In the previous blog, I talked about virtual memory. But that’s been around for decades, with the DEC (no pun intended) VMS operating system one of the early successes. We were one of the few shops that started running SAP R/3 on that operating system, only to find it wasn’t widely adopted and we moved to a more conventional OS (Tru64). Within the past decade, improvements in hardware stability and architecture, as well as operating system and hypervisor software has brought about virtual CPUs. Nothing new, although many companies we talked to were just beginning to implement virtual-based applications, particularly in production use. It might be good to be a risk taker, but losing access to your ERP system can be devastating.
We felt the technology mature enough for this hardware and software generation to combine production and non-production systems in the same cabinet, splitting up the load among 2 data centers, and having a mix of larger systems (the biggest is a 24-way behemoth, and the smallest are 8-way powerhouses). Having larger and smaller systems became an exercise in what we called “Tetris” sizing, trying to estimate how the shared systems would fit together most compactly.
The new hardware allows us to move running systems between frames (IBM calls this PowerVM), meaning that if we need to load balance or take systems offline for power-down maintenance users will see less, or no, service interruption. We’ve used that feature in testing. Trying it on productive systems might be a few more months away until we’ve practiced it again and again.
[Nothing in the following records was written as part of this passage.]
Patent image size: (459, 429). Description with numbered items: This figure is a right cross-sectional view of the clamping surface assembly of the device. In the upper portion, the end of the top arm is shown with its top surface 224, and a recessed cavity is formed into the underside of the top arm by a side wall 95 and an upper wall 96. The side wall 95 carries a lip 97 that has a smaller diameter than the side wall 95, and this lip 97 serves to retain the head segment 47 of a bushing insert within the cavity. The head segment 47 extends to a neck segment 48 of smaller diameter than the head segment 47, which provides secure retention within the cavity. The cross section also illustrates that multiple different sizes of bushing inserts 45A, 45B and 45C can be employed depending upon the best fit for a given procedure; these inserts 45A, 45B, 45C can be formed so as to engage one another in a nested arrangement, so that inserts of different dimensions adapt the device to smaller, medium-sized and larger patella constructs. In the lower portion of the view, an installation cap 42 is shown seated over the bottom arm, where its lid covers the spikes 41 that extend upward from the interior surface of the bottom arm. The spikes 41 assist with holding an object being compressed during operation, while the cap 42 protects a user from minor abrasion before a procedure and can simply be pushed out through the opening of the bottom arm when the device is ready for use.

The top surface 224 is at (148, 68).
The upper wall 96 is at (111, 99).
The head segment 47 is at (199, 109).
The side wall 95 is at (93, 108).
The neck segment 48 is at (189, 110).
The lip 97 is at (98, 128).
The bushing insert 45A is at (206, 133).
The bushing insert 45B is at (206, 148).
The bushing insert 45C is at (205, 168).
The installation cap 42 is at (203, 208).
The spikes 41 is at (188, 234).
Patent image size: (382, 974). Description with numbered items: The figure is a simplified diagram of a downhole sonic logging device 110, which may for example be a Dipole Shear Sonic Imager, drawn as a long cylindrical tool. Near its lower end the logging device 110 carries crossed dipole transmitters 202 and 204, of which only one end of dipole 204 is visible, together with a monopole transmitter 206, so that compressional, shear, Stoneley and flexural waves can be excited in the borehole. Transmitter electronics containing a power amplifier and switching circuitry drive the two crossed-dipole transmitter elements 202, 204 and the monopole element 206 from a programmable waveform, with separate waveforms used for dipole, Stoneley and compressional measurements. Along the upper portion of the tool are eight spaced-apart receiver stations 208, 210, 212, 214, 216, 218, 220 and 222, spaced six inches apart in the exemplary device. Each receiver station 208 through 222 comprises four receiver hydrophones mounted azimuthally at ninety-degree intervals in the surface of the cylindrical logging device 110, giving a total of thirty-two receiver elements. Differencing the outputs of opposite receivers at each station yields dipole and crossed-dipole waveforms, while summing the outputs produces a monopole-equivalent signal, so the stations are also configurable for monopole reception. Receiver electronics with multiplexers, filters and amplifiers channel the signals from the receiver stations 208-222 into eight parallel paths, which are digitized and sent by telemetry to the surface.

What about metrics? With partitions sharing frame, the old rules about 4-way and 8-way (or larger) CPU database or application servers change. Formerly, we’d assign the databases to the biggest boxes, the application servers to the smaller ones, and when either of them began to run out of CPU, we’d either need to add more, or move them to new boxes. Having capacity on demand simplified that process somewhat, but we were still locked into to cabinet size. The first chart below might look familiar to those who view EarlyWatch reports, generated from Solution Manager. This is a capacity view, where the busiest hour of each week is reported, or something to that effect. I’ve quoted the report below. As long as the saposcol process is running, we get data (note we lost a week in September 2009).
Part of my job is to spot the anomalies, like the near-100% values near the beginning of December 2009. Can you tell the difference between a legitimate long running process and a bogus one? It can be tricky sometimes. Having a visible spike at least gives a clue there is something worth looking into. You may see that the app servers ranged between 40 and 75 percent, while the database server had a smaller range, between 40 and 60 percent. This resulted from more CPUs on the database server, which tends to smooth out the averages. As our “old” app servers had only 2 CPUs (4 way SMT) it didn’t take too many batch processes to rack up a high average.
Last week was the first full week of our Power6 virtual CPUs running SAP R/3, and Early Watch tells me that all the systems had close to 100% CPU. Except that I watched them myself, and this is incorrect.
For the first comparison, here is data from OS06, daily averages for the past several weeks. The blank day is when we shifted hardware platforms; database and application servers are both shown. Low values are on weekends.
The next (and last for now) chart shows CPU at the micropartition level, aggregated to the frame. As this chart from RRDtool auto-scales, it does not show there are 24 CPUs available. The large green area is the R3 database server, which appears to be continually using at least 2 CPUs, once data were available on Monday. Again, back to the runaway process, unless you knew this average was higher than it should be, you might not look any further. We have a vendor process which doesn’t seem to be behaving well, and probably needs to be terminated. As there is plenty of headroom, there is no urgency.
There are 10 systems running together in the 24-way box, each of which would have required at least 2 CPUs in the non-virtual world. We have room for more, as well as expansion capacity of 8 more CPUs sometime in the future. The current target is 20 partitions, not counting the 4 virtual I/O partitions used for, well, I/O.
Early Watch metrics explanation:
This analysis focuses on the workload during the peak working hours (9-11, 13) and is based on the hourly averages collected by SAPOSCOL. For information about the definition of peak working hours, refer to SAP Note 1251291: 1251291.
I can’t expect to see “high CPU” processes just looking for daily averages above a peak of 20 or 30 percent. It will be normal to see averages of 60 or 70%, since the virtual landscape dynamically shifts CPU allocations to match workload. I’m going to be learning new measuring and sizing methods to find the poor performing code and make sure we spend just enough to run the business.